Procainamide and its metabolite are present in breast milk and concentrations may be higher than in the maternal serum. In a case report, procainamide was used throughout pregnancy with a dose of 2 g/day prior to delivery. After birth (39 weeks' gestation), milk and maternal serum concentrations were obtained over 15 hours of a dosing interval. Mean maternal serum concentrations were procainamide 1.1 mcg/mL and N-acetyl procainamide 1.6 mcg/mL. Mean milk concentrations were procainamide 5.4 mcg/mL and N-acetyl procainamide 3.5 mcg/mL (Pittard 1983). According to the manufacturer, the decision to continue or discontinue breastfeeding during therapy should take into account the risk of exposure to the infant and the benefits of treatment to the mother.
ECG (eg, QRS interval and QTc interval), BP, kidney and liver function; with prolonged use monitor CBC with differential and platelet count; procainamide and N-acetyl procainamide blood concentrations, especially in patients with kidney or liver impairment or receiving a continuous infusion for longer than 12 to 24 hours.

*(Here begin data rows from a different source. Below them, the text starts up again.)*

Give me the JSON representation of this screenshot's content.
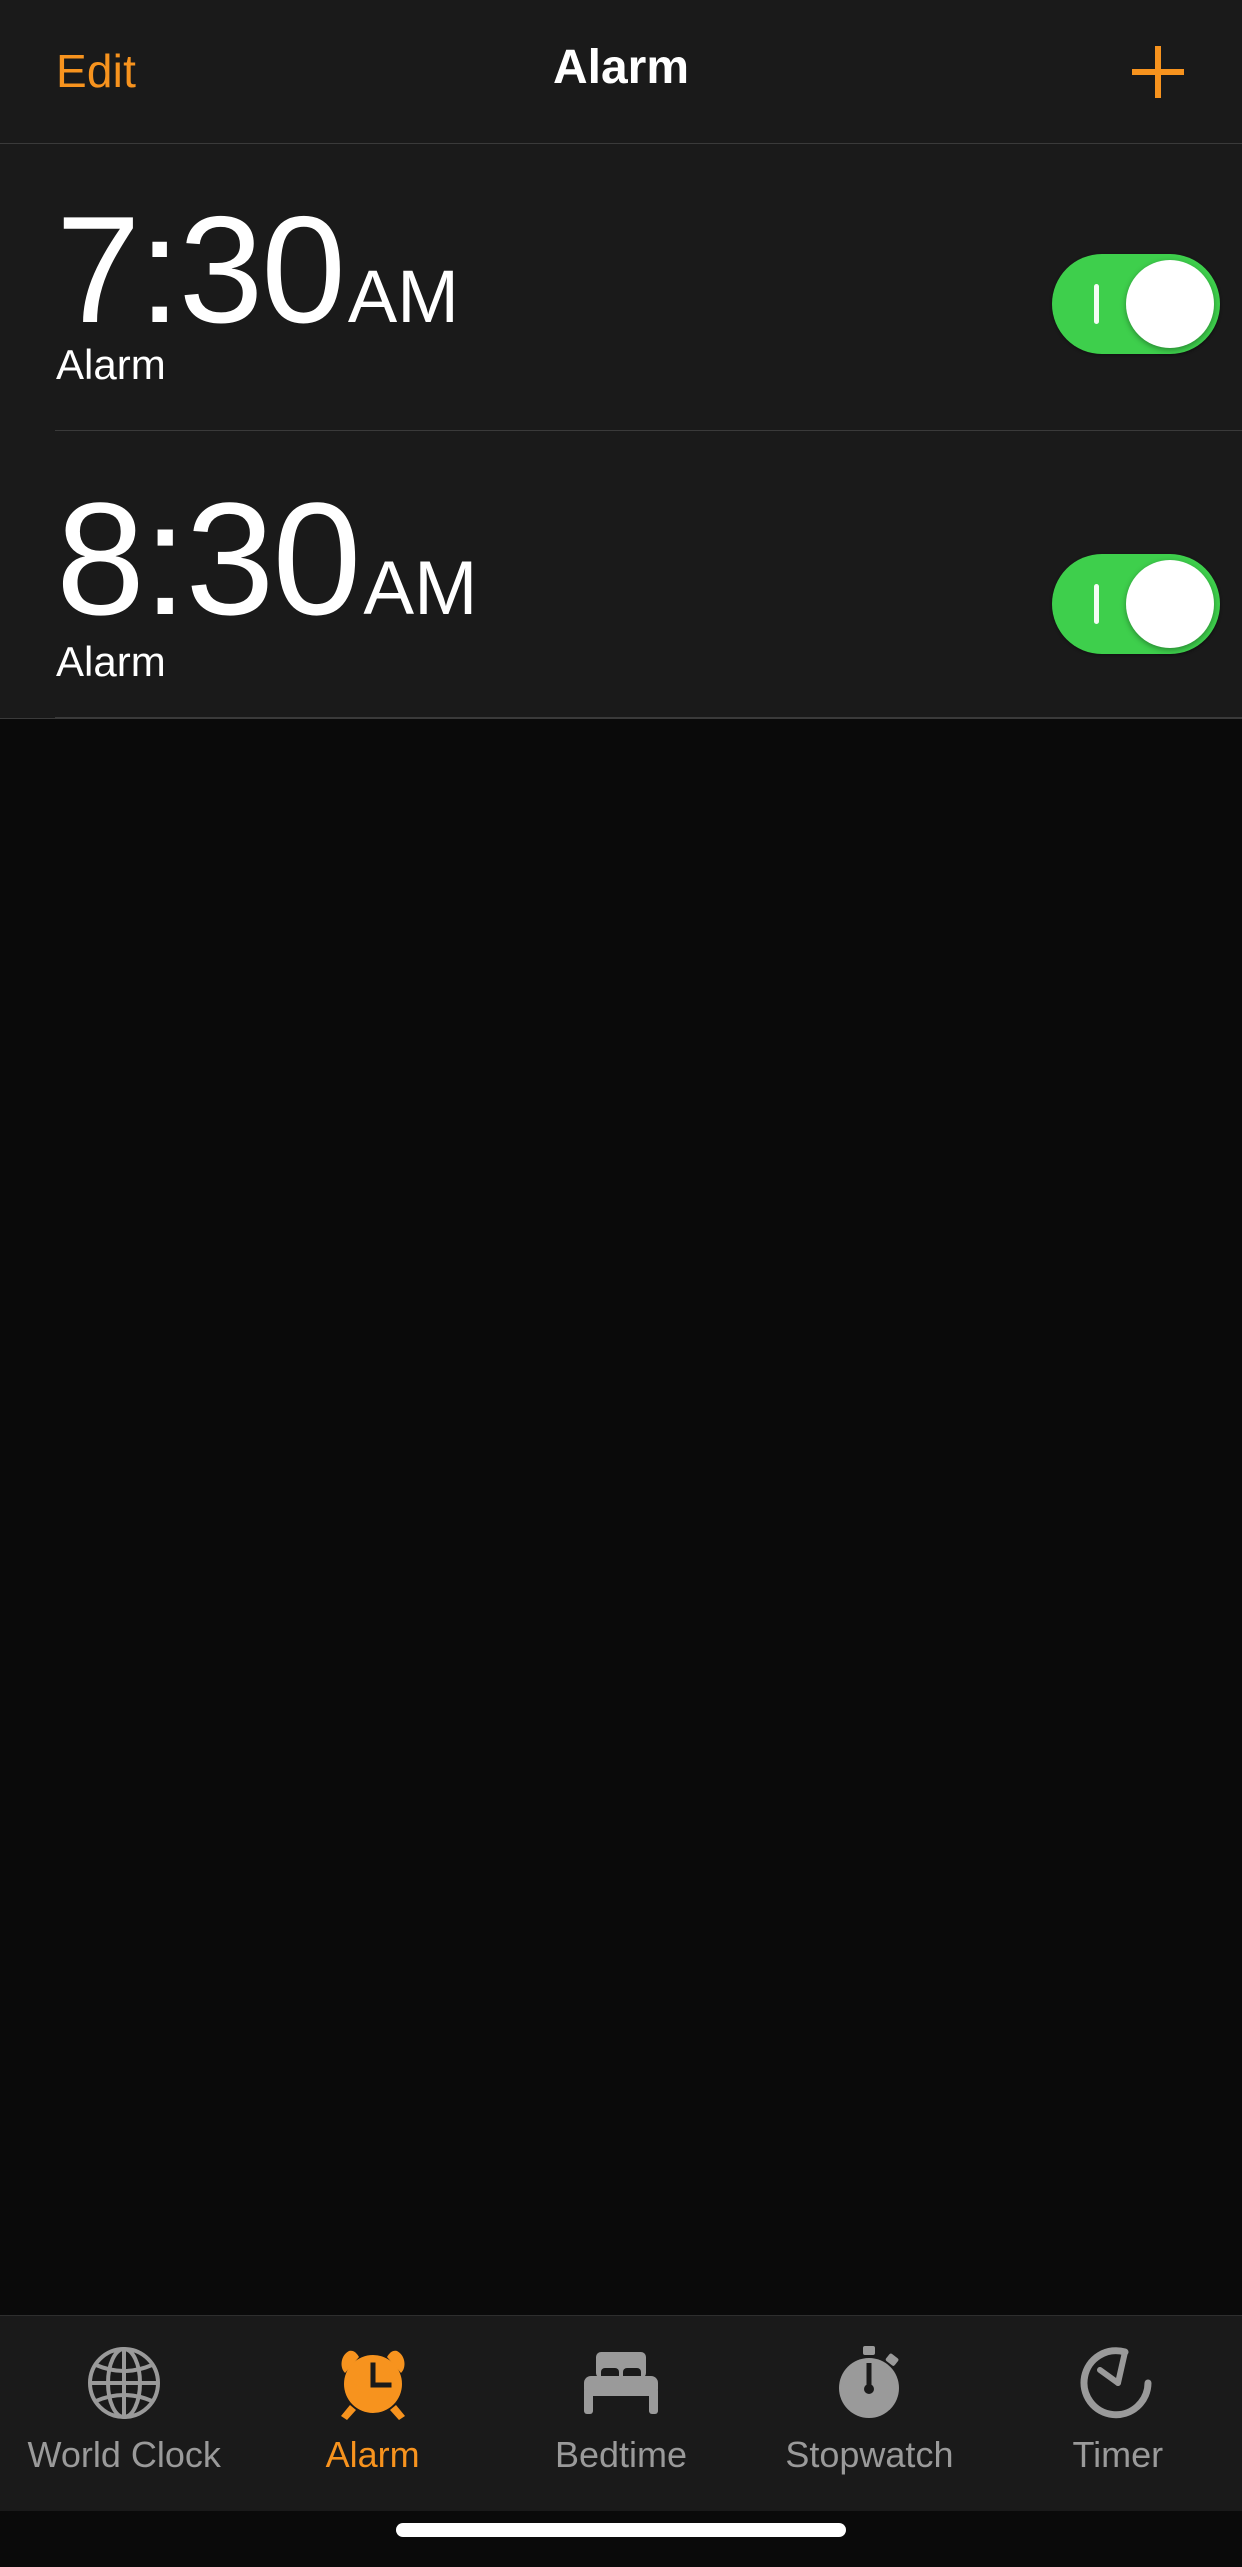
{
  "colors": {
    "accent": "#f7931e",
    "toggle_on": "#3ecf4c",
    "row_background": "#1a1a1a",
    "screen_background": "#0a0a0a",
    "inactive_tab": "#9a9a9a",
    "divider": "#3a3a3a",
    "text_primary": "#ffffff"
  },
  "navbar": {
    "edit_label": "Edit",
    "title": "Alarm",
    "add_icon": "plus-icon"
  },
  "alarms": [
    {
      "time": "7:30",
      "period": "AM",
      "label": "Alarm",
      "enabled": true,
      "toggle_state": "on"
    },
    {
      "time": "8:30",
      "period": "AM",
      "label": "Alarm",
      "enabled": true,
      "toggle_state": "on"
    }
  ],
  "tabbar": {
    "active_index": 1,
    "items": [
      {
        "label": "World Clock",
        "icon": "globe-icon",
        "active": false
      },
      {
        "label": "Alarm",
        "icon": "alarm-clock-icon",
        "active": true
      },
      {
        "label": "Bedtime",
        "icon": "bed-icon",
        "active": false
      },
      {
        "label": "Stopwatch",
        "icon": "stopwatch-icon",
        "active": false
      },
      {
        "label": "Timer",
        "icon": "timer-icon",
        "active": false
      }
    ]
  },
  "home_indicator": "home-indicator-bar"
}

Timing of serum samples: Draw 6 to 12 hours after IV infusion has started.
Therapeutic concentrations (approximate): Procainamide: 4 to 10 mcg/mL (SI: 16.9 to 42.3 micromole/L); N-acetyl procainamide 10 to 30 mcg/mL (SI: 36.1 to 108.3 micromole/L); combined: 10 to 30 mcg/mL. Therapeutic index is wide and varies between patients. An effective serum concentration in one patient may cause toxicity in another (Bauer 2008; Boro 2004; Connolly 1982; Giardina 1984).
Toxic concentration: Procainamide: >10 to 12 mcg/mL (SI: >42.3 to 50.8 micromole/L) (occasional toxicity); 12 to 15 mcg/mL (SI: 50.8 to 63.5 micromole/L) (more toxicity); >15 mcg/mL (>63.5 micromole/L) (commonly causes toxicity) (manufacturer’s labeling).

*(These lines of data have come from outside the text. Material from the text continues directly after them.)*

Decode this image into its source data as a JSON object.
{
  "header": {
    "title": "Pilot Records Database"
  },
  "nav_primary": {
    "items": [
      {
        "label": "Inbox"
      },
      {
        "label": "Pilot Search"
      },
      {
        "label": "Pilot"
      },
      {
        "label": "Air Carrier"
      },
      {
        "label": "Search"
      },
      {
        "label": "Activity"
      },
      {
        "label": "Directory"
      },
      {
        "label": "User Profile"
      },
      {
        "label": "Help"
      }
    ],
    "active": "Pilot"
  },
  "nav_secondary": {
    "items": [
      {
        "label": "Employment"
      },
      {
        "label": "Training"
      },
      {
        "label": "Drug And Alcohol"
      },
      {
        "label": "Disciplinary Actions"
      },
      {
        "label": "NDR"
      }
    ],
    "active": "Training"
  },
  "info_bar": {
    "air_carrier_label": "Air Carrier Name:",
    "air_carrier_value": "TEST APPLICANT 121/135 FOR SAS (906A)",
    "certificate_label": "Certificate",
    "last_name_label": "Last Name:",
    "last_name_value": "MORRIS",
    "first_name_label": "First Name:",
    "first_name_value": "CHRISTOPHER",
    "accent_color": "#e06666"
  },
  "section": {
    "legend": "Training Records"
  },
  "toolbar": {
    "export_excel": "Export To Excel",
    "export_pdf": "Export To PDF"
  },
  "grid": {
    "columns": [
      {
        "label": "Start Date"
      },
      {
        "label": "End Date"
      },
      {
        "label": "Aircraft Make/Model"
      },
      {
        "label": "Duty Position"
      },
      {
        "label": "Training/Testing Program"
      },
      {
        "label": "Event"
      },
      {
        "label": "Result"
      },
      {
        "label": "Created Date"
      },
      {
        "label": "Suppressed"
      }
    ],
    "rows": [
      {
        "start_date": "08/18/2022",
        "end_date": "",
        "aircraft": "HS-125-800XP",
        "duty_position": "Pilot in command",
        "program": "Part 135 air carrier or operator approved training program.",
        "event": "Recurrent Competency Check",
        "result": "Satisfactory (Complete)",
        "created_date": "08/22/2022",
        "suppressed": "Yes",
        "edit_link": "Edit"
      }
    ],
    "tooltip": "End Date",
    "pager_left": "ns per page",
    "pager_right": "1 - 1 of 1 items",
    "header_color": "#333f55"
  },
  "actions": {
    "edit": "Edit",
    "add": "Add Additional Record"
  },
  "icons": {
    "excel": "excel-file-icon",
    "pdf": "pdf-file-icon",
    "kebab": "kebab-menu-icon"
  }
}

Decreases myocardial excitability and conduction velocity and may depress myocardial contractility, by increasing the electrical stimulation threshold of ventricle, His-Purkinje system and through direct cardiac effects
Onset of action: IM 10 to 30 minutes
Distribution: Vd: Children: 2.2 L/kg; Adults: 2 L/kg; decreased with congestive heart failure or shock
Protein binding: 15% to 20%
Metabolism: Hepatic via acetylation to produce N-acetyl procainamide (NAPA) (active metabolite)
Half-life elimination:
Procainamide (hepatic acetylator, phenotype, cardiac and renal function dependent): Children: 1.7 hours; Adults: 2.5 to 4.7 hours; Anephric: 11 hours
NAPA (dependent upon renal function): Children: 6 hours; Adults: 6 to 8 hours; Anephric: 42 hours
Time to peak, serum: IM: 15 to 60 minutes
Excretion: Urine (30% to 60% unchanged procainamide; 6% to 52% as NAPA); feces (<5% unchanged procainamide. Note: >80% of formed NAPA is renally eliminated in contrast to procainamide which is ~50% renally eliminated (Gibson, 1977).
Altered kidney function: Elimination half-life is prolonged.
Older adult: Elimination half-life is prolonged.